Improved scheduling algorithm for signal processing in asynchronous distributed ultrasonic total-focusing-method system

Compared to the conventional ultrasonic phased-array system, a large-element phased-array system employing the total focusing method (TFM) can yield improved image resolution and accuracy, providing more flexible scanning methods and image merging functionality. In order to meet various forms of ultrasonic multi-group scanning, an architecture for multi-group scan integration called the “asynchronous distributed ultrasonic TFM system” is proposed, and a novel scheduling algorithm called “the sum of start time and processing time adjacent (SSPA) algorithm” is presented.
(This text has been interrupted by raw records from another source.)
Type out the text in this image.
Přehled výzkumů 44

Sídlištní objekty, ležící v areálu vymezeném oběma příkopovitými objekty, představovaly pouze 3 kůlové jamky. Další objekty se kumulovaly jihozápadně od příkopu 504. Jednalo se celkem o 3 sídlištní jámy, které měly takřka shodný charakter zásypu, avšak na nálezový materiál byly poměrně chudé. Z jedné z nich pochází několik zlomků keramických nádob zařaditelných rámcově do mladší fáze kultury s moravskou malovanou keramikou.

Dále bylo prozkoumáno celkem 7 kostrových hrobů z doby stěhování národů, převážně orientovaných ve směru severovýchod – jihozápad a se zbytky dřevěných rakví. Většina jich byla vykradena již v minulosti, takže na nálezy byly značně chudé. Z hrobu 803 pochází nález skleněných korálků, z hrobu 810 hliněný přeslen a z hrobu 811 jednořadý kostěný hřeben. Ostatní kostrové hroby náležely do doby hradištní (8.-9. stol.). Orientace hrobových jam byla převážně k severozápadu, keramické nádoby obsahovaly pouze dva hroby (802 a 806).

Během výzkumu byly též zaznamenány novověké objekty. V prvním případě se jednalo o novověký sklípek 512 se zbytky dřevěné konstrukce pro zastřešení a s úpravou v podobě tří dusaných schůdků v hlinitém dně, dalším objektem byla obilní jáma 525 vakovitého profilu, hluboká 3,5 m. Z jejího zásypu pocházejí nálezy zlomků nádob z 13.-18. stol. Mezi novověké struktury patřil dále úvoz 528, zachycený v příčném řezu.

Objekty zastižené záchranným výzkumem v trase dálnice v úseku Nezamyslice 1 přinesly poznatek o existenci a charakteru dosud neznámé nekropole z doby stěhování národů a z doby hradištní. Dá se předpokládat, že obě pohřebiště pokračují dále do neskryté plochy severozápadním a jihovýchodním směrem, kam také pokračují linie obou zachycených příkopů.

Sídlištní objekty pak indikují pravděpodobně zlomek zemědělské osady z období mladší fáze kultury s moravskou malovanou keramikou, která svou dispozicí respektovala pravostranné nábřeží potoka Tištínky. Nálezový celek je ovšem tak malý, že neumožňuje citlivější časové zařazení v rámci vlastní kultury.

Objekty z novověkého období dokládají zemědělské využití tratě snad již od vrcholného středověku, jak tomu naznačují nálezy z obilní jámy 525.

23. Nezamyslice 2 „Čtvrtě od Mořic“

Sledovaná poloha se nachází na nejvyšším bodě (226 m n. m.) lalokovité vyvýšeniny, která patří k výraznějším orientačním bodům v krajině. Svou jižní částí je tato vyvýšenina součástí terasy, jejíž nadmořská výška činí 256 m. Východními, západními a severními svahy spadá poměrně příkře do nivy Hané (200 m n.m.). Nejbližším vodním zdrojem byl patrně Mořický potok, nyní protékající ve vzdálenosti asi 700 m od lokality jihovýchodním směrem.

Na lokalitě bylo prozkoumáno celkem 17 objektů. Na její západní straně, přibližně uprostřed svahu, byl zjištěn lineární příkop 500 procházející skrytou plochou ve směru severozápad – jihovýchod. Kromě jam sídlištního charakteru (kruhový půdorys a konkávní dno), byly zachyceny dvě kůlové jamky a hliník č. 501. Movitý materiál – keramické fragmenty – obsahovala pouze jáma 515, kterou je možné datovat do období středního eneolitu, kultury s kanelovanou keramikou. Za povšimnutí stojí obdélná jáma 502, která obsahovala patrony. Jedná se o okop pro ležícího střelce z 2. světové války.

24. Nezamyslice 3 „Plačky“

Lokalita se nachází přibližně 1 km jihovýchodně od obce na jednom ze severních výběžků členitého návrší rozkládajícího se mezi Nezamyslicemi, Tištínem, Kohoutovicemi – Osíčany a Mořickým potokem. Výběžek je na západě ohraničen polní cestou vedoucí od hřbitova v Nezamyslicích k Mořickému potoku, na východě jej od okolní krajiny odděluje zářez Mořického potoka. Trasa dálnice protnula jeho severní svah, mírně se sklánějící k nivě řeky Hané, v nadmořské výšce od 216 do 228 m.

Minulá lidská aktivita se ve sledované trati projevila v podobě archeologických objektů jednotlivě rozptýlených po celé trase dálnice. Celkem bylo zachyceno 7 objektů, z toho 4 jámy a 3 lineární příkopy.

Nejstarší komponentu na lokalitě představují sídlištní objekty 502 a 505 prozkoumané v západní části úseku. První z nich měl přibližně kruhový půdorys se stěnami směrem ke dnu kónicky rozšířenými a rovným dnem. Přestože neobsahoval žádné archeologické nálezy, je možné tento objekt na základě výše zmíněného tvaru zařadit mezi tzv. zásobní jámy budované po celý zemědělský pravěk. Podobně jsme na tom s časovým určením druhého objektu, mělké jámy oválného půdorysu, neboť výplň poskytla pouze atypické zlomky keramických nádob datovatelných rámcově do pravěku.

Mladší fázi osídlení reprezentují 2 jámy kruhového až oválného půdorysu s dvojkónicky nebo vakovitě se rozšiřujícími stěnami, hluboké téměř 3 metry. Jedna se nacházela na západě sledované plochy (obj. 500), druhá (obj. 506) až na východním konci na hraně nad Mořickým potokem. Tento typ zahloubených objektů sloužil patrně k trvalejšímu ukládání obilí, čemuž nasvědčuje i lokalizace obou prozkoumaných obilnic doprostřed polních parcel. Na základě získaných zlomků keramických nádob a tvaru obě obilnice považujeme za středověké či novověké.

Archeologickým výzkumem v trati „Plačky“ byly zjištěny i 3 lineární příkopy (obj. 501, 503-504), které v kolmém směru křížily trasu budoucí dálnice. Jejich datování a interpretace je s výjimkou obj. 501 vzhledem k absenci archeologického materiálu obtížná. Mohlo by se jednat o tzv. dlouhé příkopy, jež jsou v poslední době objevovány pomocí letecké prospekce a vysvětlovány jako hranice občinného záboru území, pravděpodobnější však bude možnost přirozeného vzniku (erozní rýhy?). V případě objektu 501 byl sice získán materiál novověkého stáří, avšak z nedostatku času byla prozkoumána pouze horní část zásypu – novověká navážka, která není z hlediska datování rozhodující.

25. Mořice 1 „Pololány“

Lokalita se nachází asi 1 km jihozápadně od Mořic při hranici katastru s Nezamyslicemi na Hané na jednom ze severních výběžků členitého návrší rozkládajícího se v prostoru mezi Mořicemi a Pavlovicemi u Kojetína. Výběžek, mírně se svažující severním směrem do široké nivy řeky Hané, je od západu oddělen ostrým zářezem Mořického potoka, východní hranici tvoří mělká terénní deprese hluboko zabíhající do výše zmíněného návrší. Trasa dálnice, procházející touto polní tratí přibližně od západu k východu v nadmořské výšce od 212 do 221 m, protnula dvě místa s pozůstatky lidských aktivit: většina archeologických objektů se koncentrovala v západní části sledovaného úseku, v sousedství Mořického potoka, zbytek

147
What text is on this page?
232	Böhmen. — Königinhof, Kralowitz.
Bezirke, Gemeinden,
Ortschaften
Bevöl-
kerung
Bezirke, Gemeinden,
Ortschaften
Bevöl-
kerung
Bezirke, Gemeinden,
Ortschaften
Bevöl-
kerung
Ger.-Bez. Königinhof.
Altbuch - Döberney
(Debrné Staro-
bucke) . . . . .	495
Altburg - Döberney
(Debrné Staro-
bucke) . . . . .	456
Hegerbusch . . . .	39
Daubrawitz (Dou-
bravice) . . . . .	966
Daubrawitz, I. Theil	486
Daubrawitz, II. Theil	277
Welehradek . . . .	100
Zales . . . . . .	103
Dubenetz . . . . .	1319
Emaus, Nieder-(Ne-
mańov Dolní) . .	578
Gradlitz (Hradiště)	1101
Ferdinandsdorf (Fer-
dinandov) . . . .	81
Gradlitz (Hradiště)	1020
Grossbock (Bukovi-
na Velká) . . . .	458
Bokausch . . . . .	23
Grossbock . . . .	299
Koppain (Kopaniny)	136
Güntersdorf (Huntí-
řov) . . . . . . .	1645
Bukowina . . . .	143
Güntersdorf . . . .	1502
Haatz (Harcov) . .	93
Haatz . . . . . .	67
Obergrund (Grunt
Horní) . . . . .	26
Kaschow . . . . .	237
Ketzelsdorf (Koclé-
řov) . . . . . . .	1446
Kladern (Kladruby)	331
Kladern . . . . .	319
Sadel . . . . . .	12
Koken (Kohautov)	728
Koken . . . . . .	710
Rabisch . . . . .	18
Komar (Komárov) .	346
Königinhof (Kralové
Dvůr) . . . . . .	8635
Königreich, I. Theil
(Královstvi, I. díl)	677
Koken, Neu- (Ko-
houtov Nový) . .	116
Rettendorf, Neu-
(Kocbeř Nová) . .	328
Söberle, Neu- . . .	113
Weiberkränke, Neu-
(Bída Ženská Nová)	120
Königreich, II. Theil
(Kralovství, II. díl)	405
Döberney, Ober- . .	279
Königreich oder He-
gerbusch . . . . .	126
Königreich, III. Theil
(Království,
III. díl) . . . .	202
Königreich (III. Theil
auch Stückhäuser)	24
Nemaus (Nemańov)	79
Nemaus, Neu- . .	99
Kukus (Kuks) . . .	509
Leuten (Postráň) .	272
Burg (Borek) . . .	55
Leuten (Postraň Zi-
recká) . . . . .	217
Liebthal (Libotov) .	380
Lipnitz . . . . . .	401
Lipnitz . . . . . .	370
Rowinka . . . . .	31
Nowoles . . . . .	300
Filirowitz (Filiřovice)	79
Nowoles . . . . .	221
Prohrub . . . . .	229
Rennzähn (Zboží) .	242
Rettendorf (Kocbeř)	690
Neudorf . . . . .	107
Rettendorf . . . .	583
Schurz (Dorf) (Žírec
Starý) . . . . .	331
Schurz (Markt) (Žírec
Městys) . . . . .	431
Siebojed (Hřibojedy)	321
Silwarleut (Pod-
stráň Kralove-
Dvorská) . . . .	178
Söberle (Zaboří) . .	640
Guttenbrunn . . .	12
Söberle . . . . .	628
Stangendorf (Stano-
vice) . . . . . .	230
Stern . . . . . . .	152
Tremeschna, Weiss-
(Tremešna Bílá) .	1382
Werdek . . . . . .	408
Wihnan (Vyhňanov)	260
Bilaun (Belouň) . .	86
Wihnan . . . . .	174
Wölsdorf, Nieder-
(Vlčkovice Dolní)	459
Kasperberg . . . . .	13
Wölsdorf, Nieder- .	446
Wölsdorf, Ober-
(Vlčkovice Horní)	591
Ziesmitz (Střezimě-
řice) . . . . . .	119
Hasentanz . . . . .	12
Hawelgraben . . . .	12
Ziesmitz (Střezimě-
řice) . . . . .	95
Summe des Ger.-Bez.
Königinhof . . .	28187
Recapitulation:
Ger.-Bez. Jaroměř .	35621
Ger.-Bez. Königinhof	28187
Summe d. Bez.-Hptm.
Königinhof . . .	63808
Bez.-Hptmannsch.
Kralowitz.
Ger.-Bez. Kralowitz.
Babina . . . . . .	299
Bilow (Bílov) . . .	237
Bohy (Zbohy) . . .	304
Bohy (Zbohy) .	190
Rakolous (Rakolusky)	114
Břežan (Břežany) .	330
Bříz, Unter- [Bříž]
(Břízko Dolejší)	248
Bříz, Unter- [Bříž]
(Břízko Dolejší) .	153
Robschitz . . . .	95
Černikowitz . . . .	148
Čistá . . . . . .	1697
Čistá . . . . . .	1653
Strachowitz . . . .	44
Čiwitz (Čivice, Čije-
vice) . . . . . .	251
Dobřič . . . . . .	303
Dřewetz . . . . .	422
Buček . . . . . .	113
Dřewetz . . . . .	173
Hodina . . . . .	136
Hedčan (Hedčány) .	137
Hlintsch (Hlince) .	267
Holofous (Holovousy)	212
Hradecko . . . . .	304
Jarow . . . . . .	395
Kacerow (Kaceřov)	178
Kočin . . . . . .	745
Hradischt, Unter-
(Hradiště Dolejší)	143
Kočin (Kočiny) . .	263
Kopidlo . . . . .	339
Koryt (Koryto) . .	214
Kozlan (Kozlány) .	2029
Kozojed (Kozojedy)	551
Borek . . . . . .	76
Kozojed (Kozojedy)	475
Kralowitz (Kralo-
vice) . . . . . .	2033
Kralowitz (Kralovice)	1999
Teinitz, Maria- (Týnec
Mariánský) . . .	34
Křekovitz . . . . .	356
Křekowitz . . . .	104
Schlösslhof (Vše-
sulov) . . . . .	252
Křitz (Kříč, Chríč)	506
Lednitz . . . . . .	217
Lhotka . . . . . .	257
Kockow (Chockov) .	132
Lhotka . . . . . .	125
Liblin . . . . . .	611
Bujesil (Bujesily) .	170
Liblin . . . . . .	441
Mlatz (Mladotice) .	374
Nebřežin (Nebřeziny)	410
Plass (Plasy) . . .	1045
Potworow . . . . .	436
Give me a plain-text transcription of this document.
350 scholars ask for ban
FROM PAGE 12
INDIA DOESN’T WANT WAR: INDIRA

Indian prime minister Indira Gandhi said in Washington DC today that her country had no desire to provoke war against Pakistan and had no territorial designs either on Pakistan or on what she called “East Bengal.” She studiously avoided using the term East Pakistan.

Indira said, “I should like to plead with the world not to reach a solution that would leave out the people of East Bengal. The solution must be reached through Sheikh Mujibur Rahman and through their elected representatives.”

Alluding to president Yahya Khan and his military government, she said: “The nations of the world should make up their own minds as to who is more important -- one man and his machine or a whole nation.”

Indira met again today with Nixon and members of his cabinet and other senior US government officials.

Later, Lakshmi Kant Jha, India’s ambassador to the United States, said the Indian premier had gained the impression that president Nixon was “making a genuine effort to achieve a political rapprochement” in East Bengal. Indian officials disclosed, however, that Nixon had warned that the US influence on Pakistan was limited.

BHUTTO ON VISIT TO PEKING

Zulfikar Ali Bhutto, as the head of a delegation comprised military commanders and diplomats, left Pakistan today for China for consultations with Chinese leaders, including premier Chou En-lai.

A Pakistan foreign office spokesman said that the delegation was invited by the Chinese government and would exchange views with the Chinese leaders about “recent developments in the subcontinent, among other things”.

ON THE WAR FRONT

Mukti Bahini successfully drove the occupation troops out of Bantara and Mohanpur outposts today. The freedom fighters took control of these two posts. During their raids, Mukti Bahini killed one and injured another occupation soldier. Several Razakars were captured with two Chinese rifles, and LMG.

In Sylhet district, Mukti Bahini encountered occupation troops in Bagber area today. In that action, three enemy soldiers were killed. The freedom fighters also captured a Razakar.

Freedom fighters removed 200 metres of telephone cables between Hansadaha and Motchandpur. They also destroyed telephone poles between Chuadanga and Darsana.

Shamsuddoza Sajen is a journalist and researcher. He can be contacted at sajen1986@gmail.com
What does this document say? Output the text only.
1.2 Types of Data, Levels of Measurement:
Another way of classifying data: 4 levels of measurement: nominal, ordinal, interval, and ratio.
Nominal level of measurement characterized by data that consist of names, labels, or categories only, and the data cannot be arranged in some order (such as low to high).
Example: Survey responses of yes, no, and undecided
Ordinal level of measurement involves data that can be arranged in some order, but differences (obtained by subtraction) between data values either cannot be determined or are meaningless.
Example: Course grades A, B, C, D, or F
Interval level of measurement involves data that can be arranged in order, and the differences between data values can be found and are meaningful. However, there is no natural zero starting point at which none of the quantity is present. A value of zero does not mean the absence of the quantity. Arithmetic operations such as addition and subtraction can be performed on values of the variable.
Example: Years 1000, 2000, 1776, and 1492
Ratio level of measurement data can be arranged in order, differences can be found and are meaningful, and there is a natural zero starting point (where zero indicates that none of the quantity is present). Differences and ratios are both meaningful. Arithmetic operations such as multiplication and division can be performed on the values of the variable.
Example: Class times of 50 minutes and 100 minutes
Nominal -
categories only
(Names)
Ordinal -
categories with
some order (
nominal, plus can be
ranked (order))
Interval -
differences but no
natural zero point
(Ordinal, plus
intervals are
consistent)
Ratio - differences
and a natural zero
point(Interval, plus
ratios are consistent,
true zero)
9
The architecture adds a focus and group scheduler (FGS) and signal processing scheduler (SPS) to the traditional ultrasonic phased array system and constructs a signal processing arbitration (SPA) with several signal processing modules (SPMs). The FGS provides the focus parameters, pixel memory range, and number of pixels in each group. The SPS controls the SPA for the ultrasonic scanning data obtained from the elements, with SPM-sharing output data; hence, the optimal priority order and SPM assignment are realized, enabling switching of reading operations among the first-in−first-out memories for signal processing and minimal time-slot waiting. The SSPA algorithm is used to solve the job-shop scheduling problem with start time, which considers the processing time and start time, in order to reduce the time slot after each scheduling using adjacent operations. Therefore, the architecture enhances the flexibility of the multi-group scan, and this algorithm decreases the makespan, achieving higher efficiency compared to conventional scheduling algorithms. The reliability and validity of the algorithm are substantiated after its implementation using FPGA technology. The SPM utilization rate and the real-time performance of the ultrasonic TFM are improved. Thus, the proposed algorithm and architecture have considerable potential application in multi-sensor systems.